Xilinx / XRT

Run Time for AIE and FPGA based platforms
https://xilinx.github.io/XRT
Other
558 stars 473 forks source link

Thread-safety issue with enqueueMapBuffer() and parallel buffer allocation on Alveo boards #3953

Closed zohourih closed 4 years ago

zohourih commented 4 years ago

Trying to debug a "Bus error (core dumped)" crash on our Alveo U50 board, I realized that it seems there is some thread-safety issue with using the enqueueMapBuffer() API followed by OpenMP-parallelized buffer allocation using the host pointer, which is easily reproducible. Disabling OpenMP allows the code to run without any issues. The same code with OpenMP parallelization runs fine on MPSoC boards (which doesn't involve host to device buffer copy due to the memory being shared between the FPGA and the ARM CPU). It seems XRT fails to correctly handle the different OpenMP threads when explicitly copying data from the host buffer to the device across the PCI-E bus on Alveo boards.

To reproduce the issue, simply add #pragma omp parallel for to line 131 of the Vitis Accel vadd example here (or any other example that uses this type of buffer allocation/movement) and add -fopenmp to CXXFLAGS in the Makefile and compile it and run.
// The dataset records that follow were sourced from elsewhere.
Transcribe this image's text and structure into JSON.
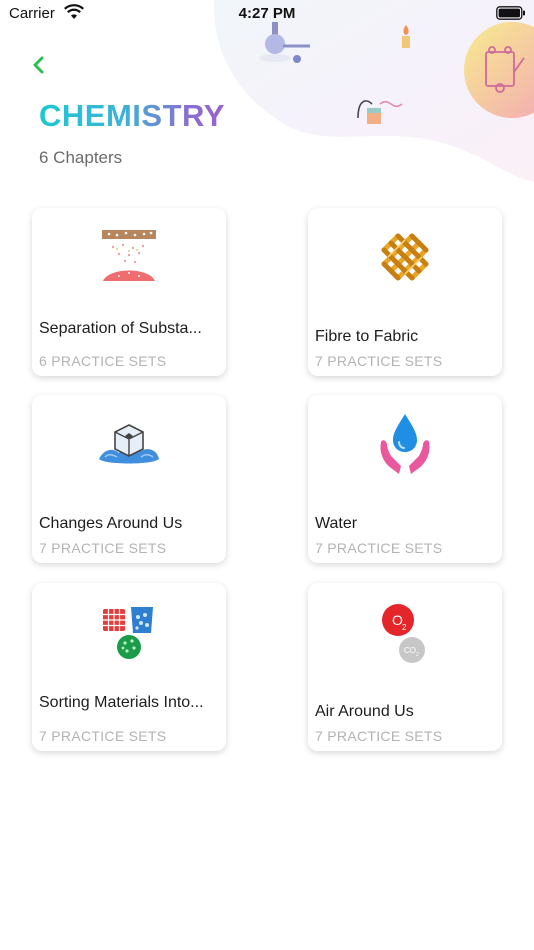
{
  "status_bar": {
    "carrier": "Carrier",
    "time": "4:27 PM"
  },
  "header": {
    "title": "CHEMISTRY",
    "subtitle": "6 Chapters"
  },
  "chapters": [
    {
      "name": "Separation of Substa...",
      "sets": "6 PRACTICE SETS",
      "icon": "sieve-icon"
    },
    {
      "name": "Fibre to Fabric",
      "sets": "7 PRACTICE SETS",
      "icon": "woven-fabric-icon"
    },
    {
      "name": "Changes Around Us",
      "sets": "7 PRACTICE SETS",
      "icon": "ice-cube-icon"
    },
    {
      "name": "Water",
      "sets": "7 PRACTICE SETS",
      "icon": "water-drop-hands-icon"
    },
    {
      "name": "Sorting Materials Into...",
      "sets": "7 PRACTICE SETS",
      "icon": "materials-beaker-icon"
    },
    {
      "name": "Air Around Us",
      "sets": "7 PRACTICE SETS",
      "icon": "o2-co2-icon"
    }
  ],
  "colors": {
    "accent_green": "#2ebd4e",
    "title_start": "#1cc8d2",
    "title_end": "#9b5fcf"
  }
}
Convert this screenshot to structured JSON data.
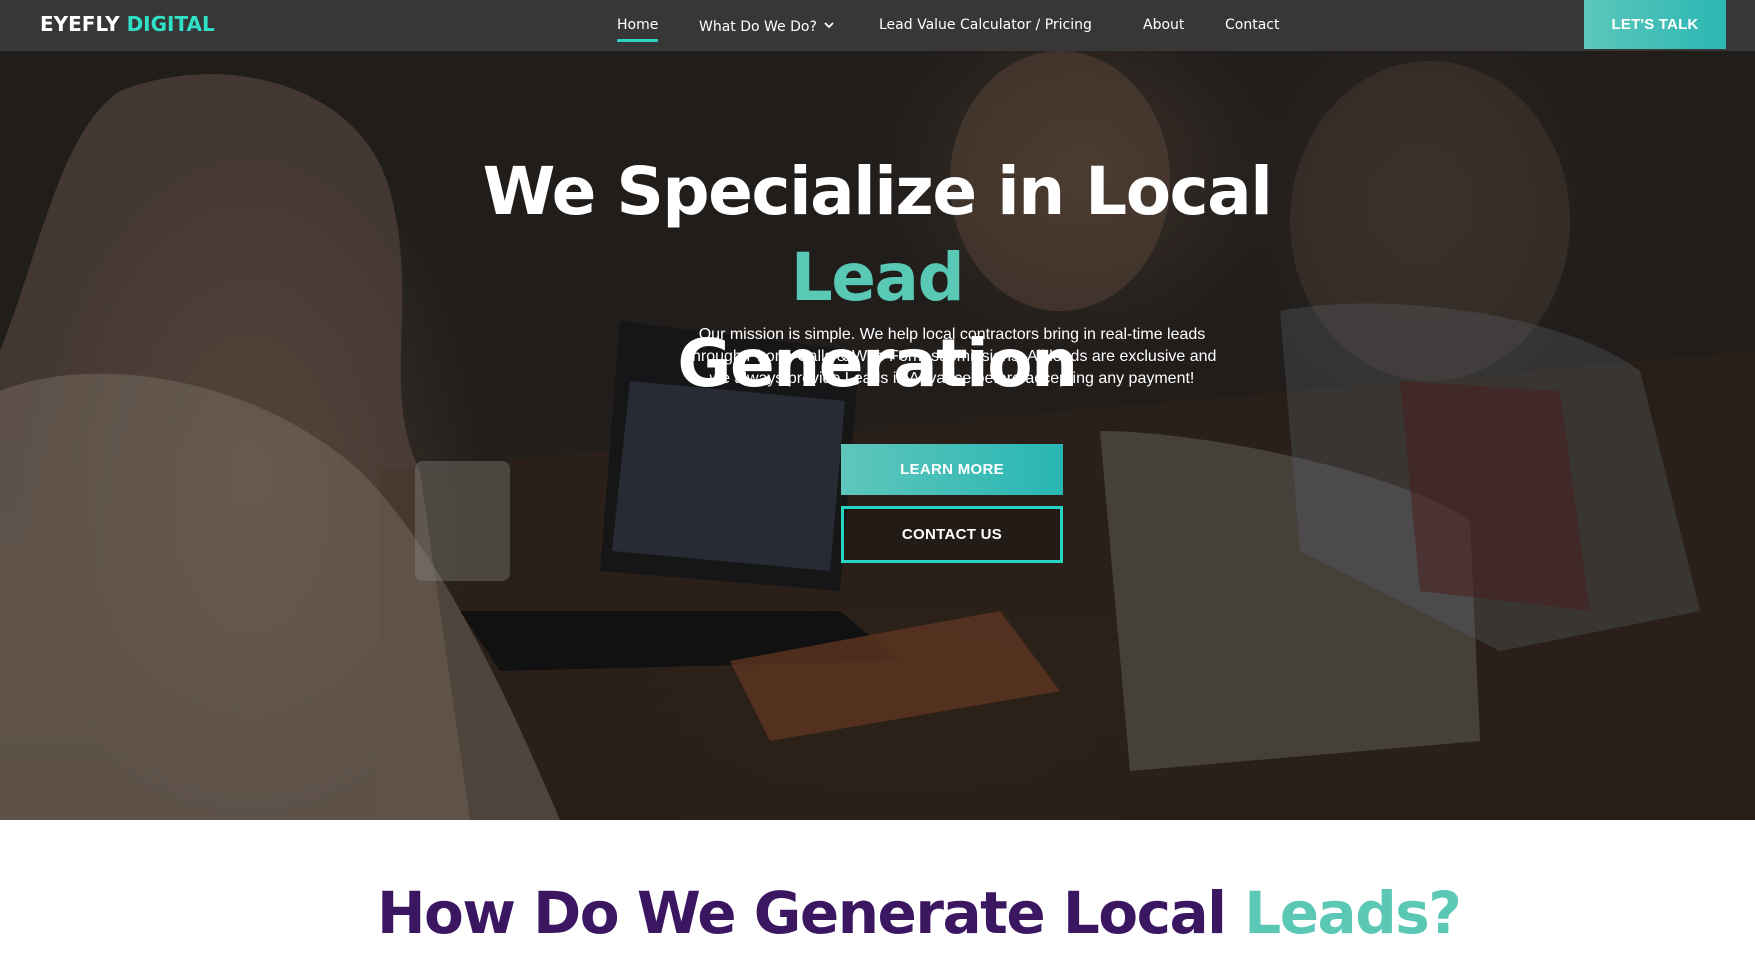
{
  "brand": {
    "logo_main": "EYEFLY",
    "logo_accent": "DIGITAL"
  },
  "nav": {
    "items": [
      {
        "label": "Home",
        "active": true
      },
      {
        "label": "What Do We Do?",
        "has_dropdown": true
      },
      {
        "label": "Lead Value Calculator / Pricing"
      },
      {
        "label": "About"
      },
      {
        "label": "Contact"
      }
    ],
    "cta_label": "LET'S TALK"
  },
  "hero": {
    "title_part1": "We Specialize in Local",
    "title_accent": "Lead",
    "title_part2": "Generation",
    "mission": "Our mission is simple. We help local contractors bring in real-time leads through Phone Calls & Web Form submissions. All leads are exclusive and we always provide Leads in Advance before accepting any payment!",
    "learn_more_label": "LEARN MORE",
    "contact_label": "CONTACT US"
  },
  "section": {
    "title_main": "How Do We Generate Local",
    "title_accent": "Leads?"
  },
  "colors": {
    "nav_bg": "#373737",
    "accent_teal": "#2fd3c2",
    "accent_teal_soft": "#59c8b5",
    "heading_purple": "#3b1762"
  },
  "icons": {
    "dropdown": "chevron-down-icon"
  }
}
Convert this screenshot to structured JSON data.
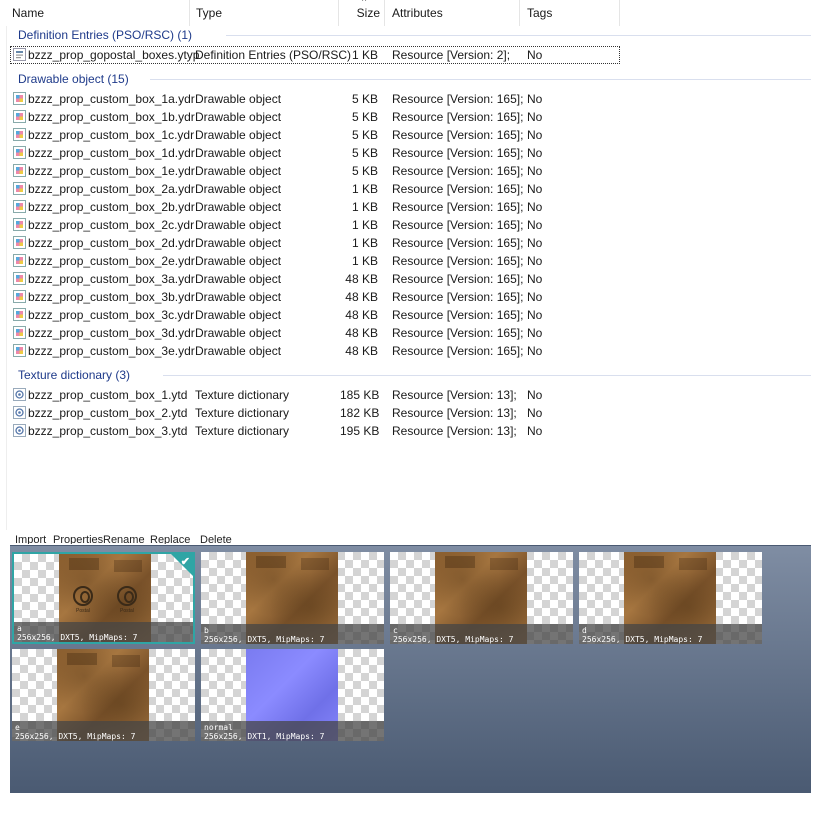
{
  "columns": {
    "name": "Name",
    "type": "Type",
    "size": "Size",
    "attributes": "Attributes",
    "tags": "Tags"
  },
  "groups": [
    {
      "title": "Definition Entries (PSO/RSC) (1)",
      "icon": "ytyp-file-icon",
      "rows": [
        {
          "name": "bzzz_prop_gopostal_boxes.ytyp",
          "type": "Definition Entries (PSO/RSC)",
          "size": "1 KB",
          "attr": "Resource [Version: 2];",
          "tags": "No",
          "selected": true
        }
      ]
    },
    {
      "title": "Drawable object (15)",
      "icon": "ydr-file-icon",
      "rows": [
        {
          "name": "bzzz_prop_custom_box_1a.ydr",
          "type": "Drawable object",
          "size": "5 KB",
          "attr": "Resource [Version: 165];",
          "tags": "No"
        },
        {
          "name": "bzzz_prop_custom_box_1b.ydr",
          "type": "Drawable object",
          "size": "5 KB",
          "attr": "Resource [Version: 165];",
          "tags": "No"
        },
        {
          "name": "bzzz_prop_custom_box_1c.ydr",
          "type": "Drawable object",
          "size": "5 KB",
          "attr": "Resource [Version: 165];",
          "tags": "No"
        },
        {
          "name": "bzzz_prop_custom_box_1d.ydr",
          "type": "Drawable object",
          "size": "5 KB",
          "attr": "Resource [Version: 165];",
          "tags": "No"
        },
        {
          "name": "bzzz_prop_custom_box_1e.ydr",
          "type": "Drawable object",
          "size": "5 KB",
          "attr": "Resource [Version: 165];",
          "tags": "No"
        },
        {
          "name": "bzzz_prop_custom_box_2a.ydr",
          "type": "Drawable object",
          "size": "1 KB",
          "attr": "Resource [Version: 165];",
          "tags": "No"
        },
        {
          "name": "bzzz_prop_custom_box_2b.ydr",
          "type": "Drawable object",
          "size": "1 KB",
          "attr": "Resource [Version: 165];",
          "tags": "No"
        },
        {
          "name": "bzzz_prop_custom_box_2c.ydr",
          "type": "Drawable object",
          "size": "1 KB",
          "attr": "Resource [Version: 165];",
          "tags": "No"
        },
        {
          "name": "bzzz_prop_custom_box_2d.ydr",
          "type": "Drawable object",
          "size": "1 KB",
          "attr": "Resource [Version: 165];",
          "tags": "No"
        },
        {
          "name": "bzzz_prop_custom_box_2e.ydr",
          "type": "Drawable object",
          "size": "1 KB",
          "attr": "Resource [Version: 165];",
          "tags": "No"
        },
        {
          "name": "bzzz_prop_custom_box_3a.ydr",
          "type": "Drawable object",
          "size": "48 KB",
          "attr": "Resource [Version: 165];",
          "tags": "No"
        },
        {
          "name": "bzzz_prop_custom_box_3b.ydr",
          "type": "Drawable object",
          "size": "48 KB",
          "attr": "Resource [Version: 165];",
          "tags": "No"
        },
        {
          "name": "bzzz_prop_custom_box_3c.ydr",
          "type": "Drawable object",
          "size": "48 KB",
          "attr": "Resource [Version: 165];",
          "tags": "No"
        },
        {
          "name": "bzzz_prop_custom_box_3d.ydr",
          "type": "Drawable object",
          "size": "48 KB",
          "attr": "Resource [Version: 165];",
          "tags": "No"
        },
        {
          "name": "bzzz_prop_custom_box_3e.ydr",
          "type": "Drawable object",
          "size": "48 KB",
          "attr": "Resource [Version: 165];",
          "tags": "No"
        }
      ]
    },
    {
      "title": "Texture dictionary (3)",
      "icon": "ytd-file-icon",
      "rows": [
        {
          "name": "bzzz_prop_custom_box_1.ytd",
          "type": "Texture dictionary",
          "size": "185 KB",
          "attr": "Resource [Version: 13];",
          "tags": "No"
        },
        {
          "name": "bzzz_prop_custom_box_2.ytd",
          "type": "Texture dictionary",
          "size": "182 KB",
          "attr": "Resource [Version: 13];",
          "tags": "No"
        },
        {
          "name": "bzzz_prop_custom_box_3.ytd",
          "type": "Texture dictionary",
          "size": "195 KB",
          "attr": "Resource [Version: 13];",
          "tags": "No"
        }
      ]
    }
  ],
  "toolbar": [
    "Import",
    "Properties",
    "Rename",
    "Replace",
    "Delete"
  ],
  "textures": [
    {
      "name": "a",
      "info": "256x256, DXT5, MipMaps: 7",
      "kind": "wood",
      "logos": true,
      "selected": true,
      "logo_text": "Postal"
    },
    {
      "name": "b",
      "info": "256x256, DXT5, MipMaps: 7",
      "kind": "wood"
    },
    {
      "name": "c",
      "info": "256x256, DXT5, MipMaps: 7",
      "kind": "wood"
    },
    {
      "name": "d",
      "info": "256x256, DXT5, MipMaps: 7",
      "kind": "wood"
    },
    {
      "name": "e",
      "info": "256x256, DXT5, MipMaps: 7",
      "kind": "wood"
    },
    {
      "name": "normal",
      "info": "256x256, DXT1, MipMaps: 7",
      "kind": "normal"
    }
  ]
}
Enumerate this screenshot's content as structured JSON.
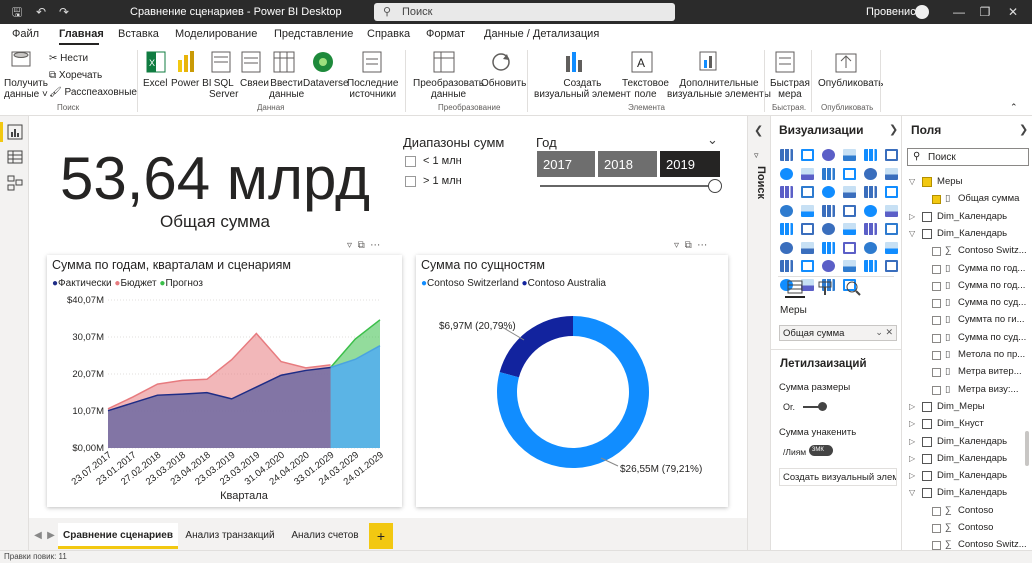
{
  "window": {
    "title": "Сравнение сценариев - Power BI Desktop",
    "search_placeholder": "Поиск",
    "user": "Провенис:"
  },
  "menu": [
    "Файл",
    "Главная",
    "Вставка",
    "Моделирование",
    "Представление",
    "Справка",
    "Формат",
    "Данные / Детализация"
  ],
  "ribbon": {
    "get_data": "Получить\nданные",
    "paste": "Вставить",
    "cut": "Нести",
    "copy": "Хоречать",
    "format_painter": "Расспеаховные",
    "excel": "Excel",
    "powerbi": "Power BI",
    "sql": "SQL\nServer",
    "links": "Свяеи",
    "enter_data": "Ввести\nданные",
    "dataverse": "Dataverse",
    "recent": "Последние\nисточники",
    "transform": "Преобразовать\nданные",
    "refresh": "Обновить",
    "new_visual": "Создать\nвизуальный элемент",
    "textbox": "Текстовое\nполе",
    "more_visuals": "Дополнительные\nвизуальные элементы",
    "quick_measure": "Быстрая\nмера",
    "publish": "Опубликовать",
    "groups": [
      "Поиск",
      "Данная",
      "Преобразование",
      "Элемента",
      "Быстрая.",
      "Опубликовать"
    ]
  },
  "kpi": {
    "value": "53,64 млрд",
    "label": "Общая сумма"
  },
  "slicer_ranges": {
    "title": "Диапазоны сумм",
    "options": [
      "< 1 млн",
      "> 1 млн"
    ]
  },
  "slicer_year": {
    "title": "Год",
    "years": [
      "2017",
      "2018",
      "2019"
    ],
    "selected": "2019"
  },
  "area_chart": {
    "title": "Сумма по годам, кварталам и сценариям",
    "legend": [
      "Фактически",
      "Бюджет",
      "Прогноз"
    ],
    "xlabel": "Квартала",
    "yticks": [
      "$40,07M",
      "30,07M",
      "20,07M",
      "10,07M",
      "$0,00M"
    ]
  },
  "donut_chart": {
    "title": "Сумма по сущностям",
    "legend": [
      "Contoso Switzerland",
      "Contoso Australia"
    ],
    "label_small": "$6,97M (20,79%)",
    "label_large": "$26,55M (79,21%)"
  },
  "chart_data": [
    {
      "type": "area",
      "title": "Сумма по годам, кварталам и сценариям",
      "xlabel": "Квартала",
      "ylabel": "",
      "ylim": [
        0,
        40.07
      ],
      "categories": [
        "23.07.2017",
        "23.01.2017",
        "27.02.2018",
        "23.03.2018",
        "23.04.2018",
        "23.03.2019",
        "23.03.2019",
        "31.04.2020",
        "24.04.2020",
        "33.01.2029",
        "24.03.2029",
        "24.01.2029"
      ],
      "series": [
        {
          "name": "Фактически",
          "values": [
            10.1,
            12.2,
            14.3,
            14.6,
            15.0,
            13.3,
            16.5,
            19.7,
            21.0,
            21.8,
            null,
            null
          ]
        },
        {
          "name": "Бюджет",
          "values": [
            10.6,
            13.8,
            17.3,
            18.3,
            18.6,
            23.9,
            31.0,
            23.4,
            21.7,
            22.5,
            null,
            null
          ]
        },
        {
          "name": "Прогноз",
          "values": [
            null,
            null,
            null,
            null,
            null,
            null,
            null,
            null,
            null,
            21.8,
            24.0,
            27.7
          ]
        },
        {
          "name": "Прогноз",
          "values": [
            null,
            null,
            null,
            null,
            null,
            null,
            null,
            null,
            null,
            21.8,
            29.5,
            34.7
          ]
        }
      ]
    },
    {
      "type": "pie",
      "title": "Сумма по сущностям",
      "categories": [
        "Contoso Switzerland",
        "Contoso Australia"
      ],
      "values": [
        26.55,
        6.97
      ],
      "percent": [
        79.21,
        20.79
      ]
    }
  ],
  "pages": [
    "Сравнение сценариев",
    "Анализ транзакций",
    "Анализ счетов"
  ],
  "add_page": "+",
  "status": "Правки повик: 11",
  "search_strip": "Поиск",
  "viz_pane": {
    "title": "Визуализации",
    "well_label": "Меры",
    "well_value": "Общая сумма",
    "section": "Летилзаизаций",
    "opt1": "Сумма размеры",
    "opt1_value": "Or.",
    "opt2": "Сумма унакенить",
    "opt2_value": "/Лиям",
    "toggle": "3МК",
    "create": "Создать визуальный элем..."
  },
  "fields_pane": {
    "title": "Поля",
    "search": "Поиск",
    "items": [
      {
        "label": "Меры",
        "kind": "table",
        "open": true
      },
      {
        "label": "Общая сумма",
        "kind": "measure",
        "checked": true
      },
      {
        "label": "Dim_Календарь",
        "kind": "table",
        "open": false
      },
      {
        "label": "Dim_Календарь",
        "kind": "table",
        "open": true
      },
      {
        "label": "Contoso Switz...",
        "kind": "sigma",
        "checked": false
      },
      {
        "label": "Сумма по год...",
        "kind": "field",
        "checked": false
      },
      {
        "label": "Сумма по год...",
        "kind": "field",
        "checked": false
      },
      {
        "label": "Сумма по суд...",
        "kind": "field",
        "checked": false
      },
      {
        "label": "Суммта по ги...",
        "kind": "field",
        "checked": false
      },
      {
        "label": "Сумма по суд...",
        "kind": "field",
        "checked": false
      },
      {
        "label": "Метола по пр...",
        "kind": "field",
        "checked": false
      },
      {
        "label": "Метра витер...",
        "kind": "field",
        "checked": false
      },
      {
        "label": "Метра визу:...",
        "kind": "field",
        "checked": false
      },
      {
        "label": "Dim_Меры",
        "kind": "table",
        "open": false
      },
      {
        "label": "Dim_Кнуст",
        "kind": "table",
        "open": false
      },
      {
        "label": "Dim_Календарь",
        "kind": "table",
        "open": false
      },
      {
        "label": "Dim_Календарь",
        "kind": "table",
        "open": false
      },
      {
        "label": "Dim_Календарь",
        "kind": "table",
        "open": false
      },
      {
        "label": "Dim_Календарь",
        "kind": "table",
        "open": true
      },
      {
        "label": "Contoso",
        "kind": "sigma",
        "checked": false
      },
      {
        "label": "Contoso",
        "kind": "sigma",
        "checked": false
      },
      {
        "label": "Contoso Switz...",
        "kind": "sigma",
        "checked": false
      }
    ]
  },
  "colors": {
    "actual": "#1f2d86",
    "budget": "#e77b7f",
    "forecast": "#3bbf4a",
    "donut_large": "#118dff",
    "donut_small": "#12239e",
    "accent": "#f2c811"
  }
}
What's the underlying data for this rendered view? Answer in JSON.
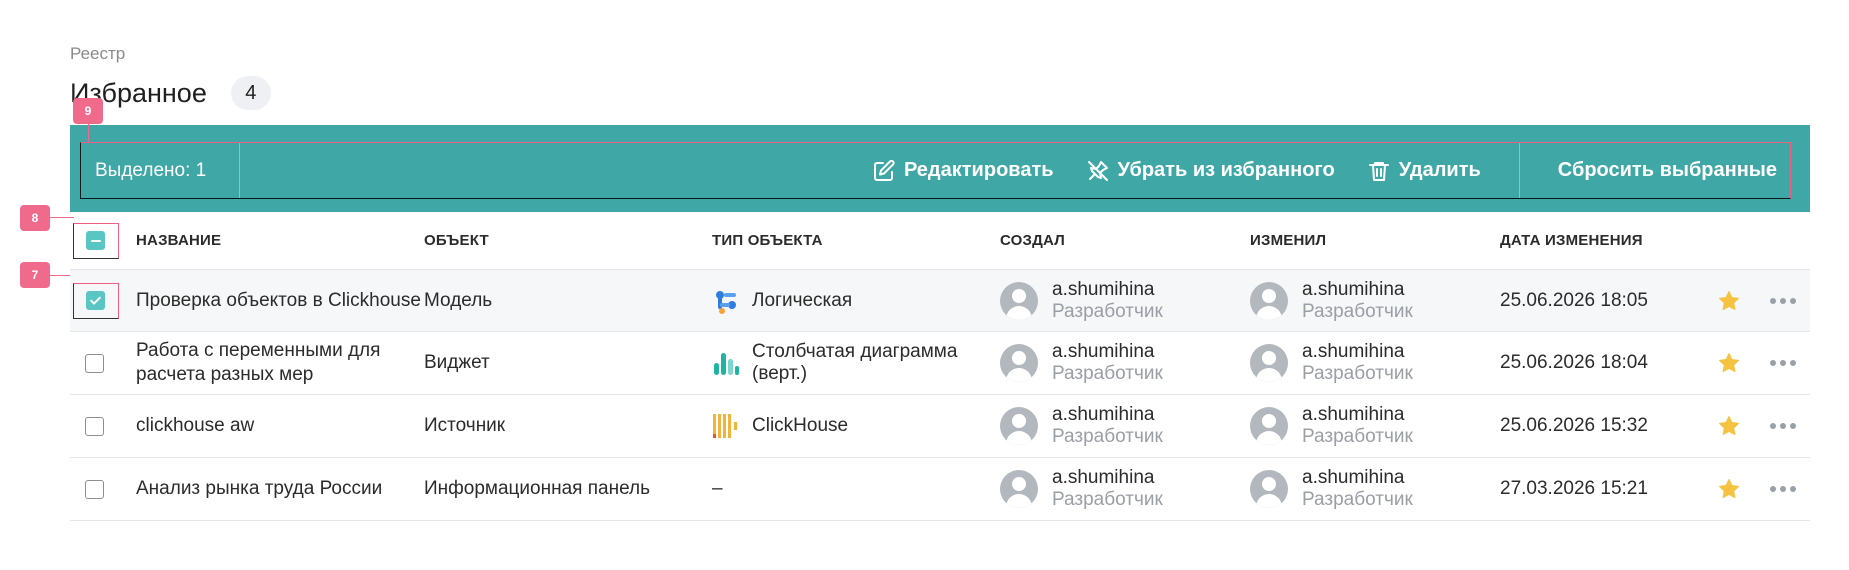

This will reliably result in a "Bus error (core dumped)" crash. This seems like a serious thread-safety issue in XRT. based on the OpenCL specification, every OpenCL function except clSetKernelArg() are supposed to be thread-safe.

Tested with Ubuntu 18.04, Alveo U50, XRT 2.7.766 (taken from here), both Vitis 2019.2 and 2020.1.

stsoe commented 4 years ago

Thank you for this bug report. The issue is not OpenCL specific. It is fixed by #4297 .

zohourih commented 4 years ago

Thank you for the fix.